Lindell and Marsal (52) recently reported fetal weight estimation using fractional thigh volume for a Swedish population. They studied 176 pregnant women ≥ 287 days of gestation within 4 days of delivery. The formula of Persson and Weldner (BPD, abdominal diameter, and FDL) (53) were compared to preliminary weight estimation models (BPD, AC, TVol) that were previously reported by our research group (54,55). A new formula (head circumference, abdominal diameter, abdominal volume, and TVol) was developed for their population sample. Both the Persson model (53) and our preliminary fetal weight estimation model using TVol (55) yielded the smallest random weight estimation errors of 6.3%, although the latter led to underestimated mean percent differences of 6.0%. For 63 subjects, their new volume based model (head circumference, abdominal diameter, abdominal volume, TVol) resulted in a mean percent difference of 0.3 ± 5.6%.

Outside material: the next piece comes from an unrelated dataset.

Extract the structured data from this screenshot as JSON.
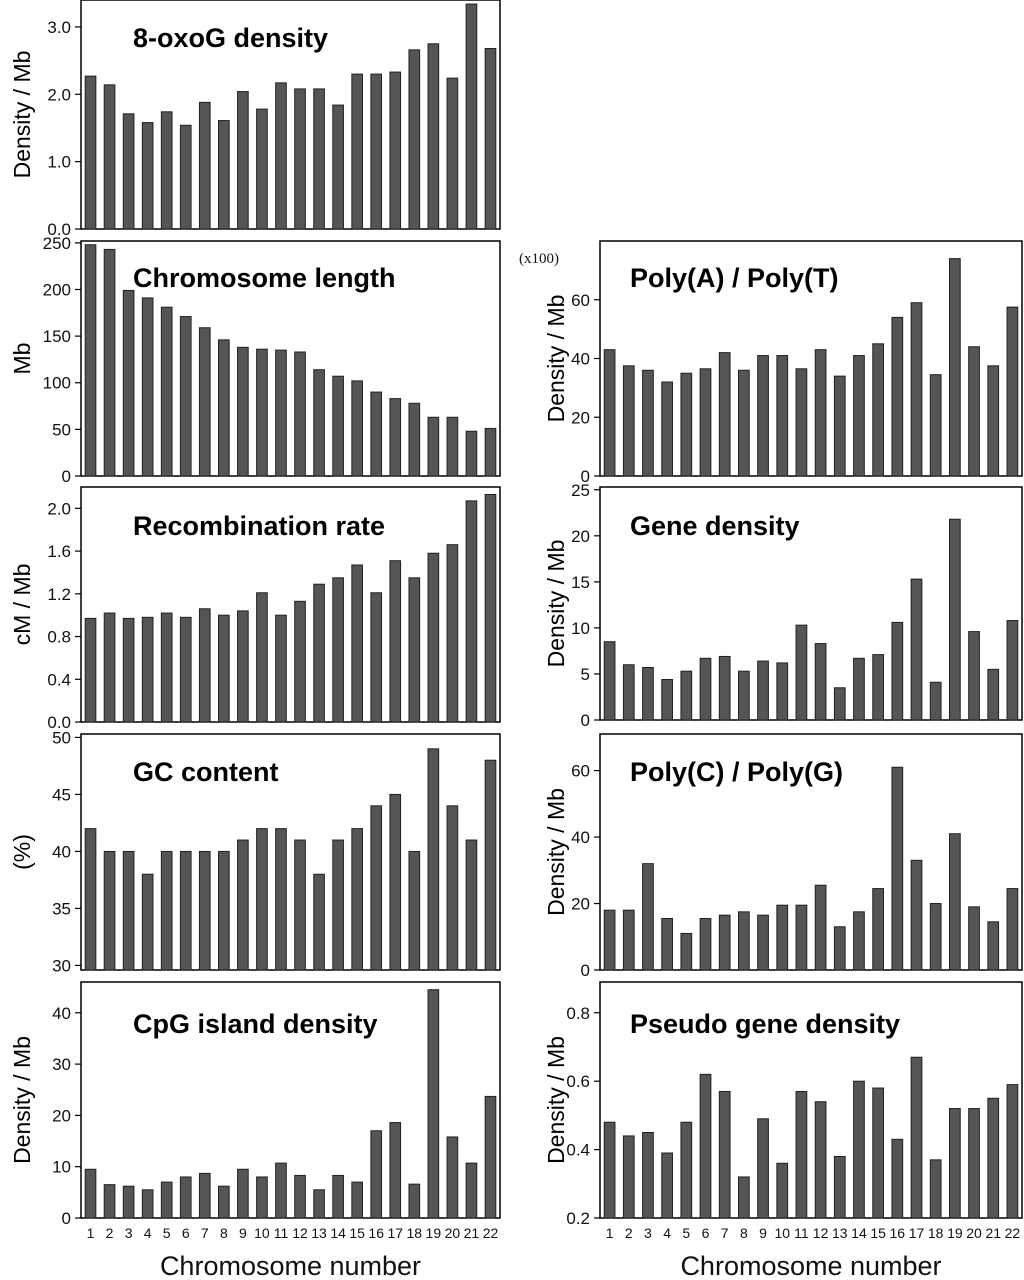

A more appropriate and objective comparison of fetal weight estimation models can be made if the model coefficients (for both new models and those from the literature) are derived from the same local study population. Our data underscores the importance of using sample specific model coefficients in comparing the performance of new weight estimation models with published methods (Table 1). Studies that do not compare models with sample-specific coefficients are subject to weight estimation errors due to differences in sample characteristics, which appear to affect systematic errors more than random errors. In this context, Siemer and colleagues (56) retrospectively compared 3,975 pregnancies with commonly used weight estimation models derived from regression analysis (57-60). The Hadlock model (BPD, AC, FDL) had the lowest systematic weight estimation error of -0.28 percent (22,23). Seven other models had systematic errors ranging from -8.84% to +5.28%. The best random weight estimation error of 9.49% (SD of percent differences) resulted from using the model of Dudley (EFW = 0.32 × AC² × FDL +0.053 × HC² × FDL) (60). By comparison, the Hadlock model had a random weight estimation error of 10.0 percent in their study. Many of these discrepancies may have resulted from comparing models that were derived from different populations. In our investigation, the original Hadlock model (OH2) had a mean error of 7.7 ± 8.5%; the systematic weight estimation error was improved by applying a modified Hadlock MH2 model (0.29 ± 7.6%), using specific coefficients from our patient sample.

Our results indicate that fractional limb volume can be combined with 2D sonographic predictors of the head and trunk to improve the precision of EFW. Inclusion of a limb soft tissue component may also provide a novel index of fetal soft tissue development as part of the weight estimation procedure. Several statistical modeling techniques were used to develop optimal fetal weight estimation models that included soft tissue parameters. The substitution of fractional limb volume for FDL, use of natural logarithmic transformations with weighted regression analysis, and selective application of squared transformed parameter terms essentially reduced the random error to 6.6%. A validation study from an independent sample is currently underway to examine the performance of these new fetal weight estimation models in all weight groups, including macrosomic fetuses, before they can be confidently adopted for routine obstetrical care.